Lightning during storm

Be Still

A reflection by Sr Audrey fcJ , first appeared in her blog Surprising Grace

There is a typhoon tonight. We have closed all the windows and doors, but you can still hear it – the rain battering down, yes, but the wind – ah, that incredible wind – a constant roar, all around you in the dark. It is the kind of wind that brings down branches of trees and rips off roofs. Still, what we have here is only what they raise a signal 2 warning for. Signal 3 is being raised down in the south, where the full strength of the typhoon is passing, and where there has already been fierce destruction.
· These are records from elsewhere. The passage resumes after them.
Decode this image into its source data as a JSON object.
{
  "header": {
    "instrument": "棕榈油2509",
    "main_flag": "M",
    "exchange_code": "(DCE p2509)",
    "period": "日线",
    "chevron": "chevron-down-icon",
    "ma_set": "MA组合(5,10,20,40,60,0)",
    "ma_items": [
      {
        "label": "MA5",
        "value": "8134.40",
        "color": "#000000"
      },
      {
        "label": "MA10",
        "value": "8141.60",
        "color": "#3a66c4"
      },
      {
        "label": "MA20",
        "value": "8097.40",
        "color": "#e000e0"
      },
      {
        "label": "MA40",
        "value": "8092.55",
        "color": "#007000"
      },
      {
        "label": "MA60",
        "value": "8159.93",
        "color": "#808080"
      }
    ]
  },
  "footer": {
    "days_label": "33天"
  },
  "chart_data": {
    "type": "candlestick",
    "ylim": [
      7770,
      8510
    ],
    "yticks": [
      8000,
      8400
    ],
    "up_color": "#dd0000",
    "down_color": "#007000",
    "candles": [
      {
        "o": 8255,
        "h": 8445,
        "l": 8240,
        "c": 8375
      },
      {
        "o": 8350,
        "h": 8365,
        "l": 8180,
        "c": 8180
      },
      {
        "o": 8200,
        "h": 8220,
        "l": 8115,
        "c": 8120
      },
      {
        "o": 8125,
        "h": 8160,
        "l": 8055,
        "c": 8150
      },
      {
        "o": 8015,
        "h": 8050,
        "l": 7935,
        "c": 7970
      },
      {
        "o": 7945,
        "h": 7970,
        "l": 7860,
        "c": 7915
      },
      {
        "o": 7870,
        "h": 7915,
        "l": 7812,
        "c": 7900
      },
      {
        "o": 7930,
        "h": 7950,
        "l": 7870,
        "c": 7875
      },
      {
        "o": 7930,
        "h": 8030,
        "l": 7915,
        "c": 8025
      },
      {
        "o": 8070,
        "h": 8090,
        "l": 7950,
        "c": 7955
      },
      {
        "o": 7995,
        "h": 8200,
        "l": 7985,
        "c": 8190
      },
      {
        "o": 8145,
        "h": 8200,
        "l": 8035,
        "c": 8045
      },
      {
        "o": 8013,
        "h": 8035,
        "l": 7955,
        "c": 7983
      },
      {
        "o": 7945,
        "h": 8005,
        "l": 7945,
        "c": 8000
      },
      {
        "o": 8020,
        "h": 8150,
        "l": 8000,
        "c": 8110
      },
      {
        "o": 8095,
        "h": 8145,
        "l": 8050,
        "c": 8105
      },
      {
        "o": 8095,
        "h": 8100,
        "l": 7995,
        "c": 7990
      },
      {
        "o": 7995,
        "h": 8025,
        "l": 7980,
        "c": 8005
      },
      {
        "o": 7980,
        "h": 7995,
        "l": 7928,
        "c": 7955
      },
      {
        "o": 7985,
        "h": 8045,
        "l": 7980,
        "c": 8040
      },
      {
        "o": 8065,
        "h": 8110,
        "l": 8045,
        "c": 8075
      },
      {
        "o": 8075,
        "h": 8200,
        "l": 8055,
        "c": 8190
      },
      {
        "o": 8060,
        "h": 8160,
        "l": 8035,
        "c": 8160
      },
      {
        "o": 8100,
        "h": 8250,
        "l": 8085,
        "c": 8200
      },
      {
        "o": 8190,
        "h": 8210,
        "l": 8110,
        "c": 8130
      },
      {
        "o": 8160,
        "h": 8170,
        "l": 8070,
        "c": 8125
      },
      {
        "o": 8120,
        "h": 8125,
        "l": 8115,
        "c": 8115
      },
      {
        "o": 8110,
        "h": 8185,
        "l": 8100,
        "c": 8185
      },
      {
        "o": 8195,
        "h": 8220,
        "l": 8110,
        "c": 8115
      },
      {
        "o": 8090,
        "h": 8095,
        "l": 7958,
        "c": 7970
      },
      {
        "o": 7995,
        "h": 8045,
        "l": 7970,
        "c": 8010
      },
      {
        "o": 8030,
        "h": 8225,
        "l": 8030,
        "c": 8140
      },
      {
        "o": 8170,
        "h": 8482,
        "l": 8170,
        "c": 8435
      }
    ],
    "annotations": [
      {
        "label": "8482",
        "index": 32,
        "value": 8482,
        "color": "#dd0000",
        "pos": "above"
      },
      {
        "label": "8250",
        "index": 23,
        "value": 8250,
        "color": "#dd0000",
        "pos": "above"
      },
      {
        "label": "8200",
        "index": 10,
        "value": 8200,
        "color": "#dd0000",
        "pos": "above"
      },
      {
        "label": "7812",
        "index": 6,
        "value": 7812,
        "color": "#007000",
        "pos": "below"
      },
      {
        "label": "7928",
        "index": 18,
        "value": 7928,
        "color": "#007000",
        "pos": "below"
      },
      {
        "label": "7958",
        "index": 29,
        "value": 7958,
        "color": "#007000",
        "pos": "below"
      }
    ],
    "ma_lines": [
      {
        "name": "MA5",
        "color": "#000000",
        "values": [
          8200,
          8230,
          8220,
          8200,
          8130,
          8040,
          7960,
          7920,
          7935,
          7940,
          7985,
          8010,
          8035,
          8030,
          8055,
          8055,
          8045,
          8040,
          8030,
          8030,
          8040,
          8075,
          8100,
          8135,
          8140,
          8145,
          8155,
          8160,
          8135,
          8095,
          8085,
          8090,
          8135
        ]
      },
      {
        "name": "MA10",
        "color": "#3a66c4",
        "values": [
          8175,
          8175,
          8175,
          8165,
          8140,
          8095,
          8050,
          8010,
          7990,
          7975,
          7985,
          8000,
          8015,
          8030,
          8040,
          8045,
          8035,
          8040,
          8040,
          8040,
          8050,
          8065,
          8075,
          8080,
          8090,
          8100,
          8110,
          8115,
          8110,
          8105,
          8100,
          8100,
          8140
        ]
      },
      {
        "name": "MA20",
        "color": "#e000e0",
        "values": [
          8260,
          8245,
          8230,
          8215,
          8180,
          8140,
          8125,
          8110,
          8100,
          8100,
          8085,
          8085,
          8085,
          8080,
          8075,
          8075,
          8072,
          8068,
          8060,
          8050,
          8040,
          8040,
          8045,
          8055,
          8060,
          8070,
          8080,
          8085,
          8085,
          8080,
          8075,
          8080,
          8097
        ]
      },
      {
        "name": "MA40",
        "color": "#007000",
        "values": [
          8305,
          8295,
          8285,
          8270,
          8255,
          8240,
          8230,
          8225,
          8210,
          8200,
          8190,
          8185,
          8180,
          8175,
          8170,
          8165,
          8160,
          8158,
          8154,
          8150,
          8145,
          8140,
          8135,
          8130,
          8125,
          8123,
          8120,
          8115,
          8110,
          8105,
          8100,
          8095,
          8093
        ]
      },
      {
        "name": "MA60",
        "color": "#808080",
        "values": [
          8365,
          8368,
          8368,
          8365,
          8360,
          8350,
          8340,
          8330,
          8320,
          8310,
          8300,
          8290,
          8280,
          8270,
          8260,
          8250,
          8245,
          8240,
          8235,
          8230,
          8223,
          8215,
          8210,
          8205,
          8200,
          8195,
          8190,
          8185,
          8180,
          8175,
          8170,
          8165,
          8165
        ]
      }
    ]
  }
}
Earlier today I had been frustrated about the slow progress of some work I’d been doing, intending to pick it up after dinner, but once the storm rose it hardly seemed important. We sat in the chapel for a while, lighting a few candles and simply listening to the storm. Prayer is wordless at a time like this, the words or concepts you might usually use dissolving in the raw power of nature around you. Your thoughts go to those who are suffering… But perhaps most of all you are still. Still in the sudden awareness of your vulnerability, of your creaturehood – of knowing you are not in control, that your life hangs by the thread of God’s mercy – that it always has. I have never felt my vulnerability as clearly before I came to the Philippines and experienced storms like this. How small I am in the midst of the storm. There is nothing to do but surrender.

Be still, the psalm says, and know that I am God.

Two days ago I went back to the office, 60 days after our lockdown began. It was a surreal, post-apocalyptic scene. We had been forced to abandon the place so suddenly that there had been no opportunity to put things in order, so we came back to spiderwebs, dying plants, food spoiling in the kitchen, and random things strewn about where we had last left them. When I walked into my room I saw the ‘earthquake supplies bag’ I had prepared a year before (after a major earth tremor), and laughed out loud at the incongruity of it. I had prepared for the wrong disaster.

How would I live if I understood, really, how small I am; how little I am in control of my life? Would I treasure every moment as grace, every connection as gift?

 

Help me to see, dear God, what the treasure is that is buried in the field of my everydays.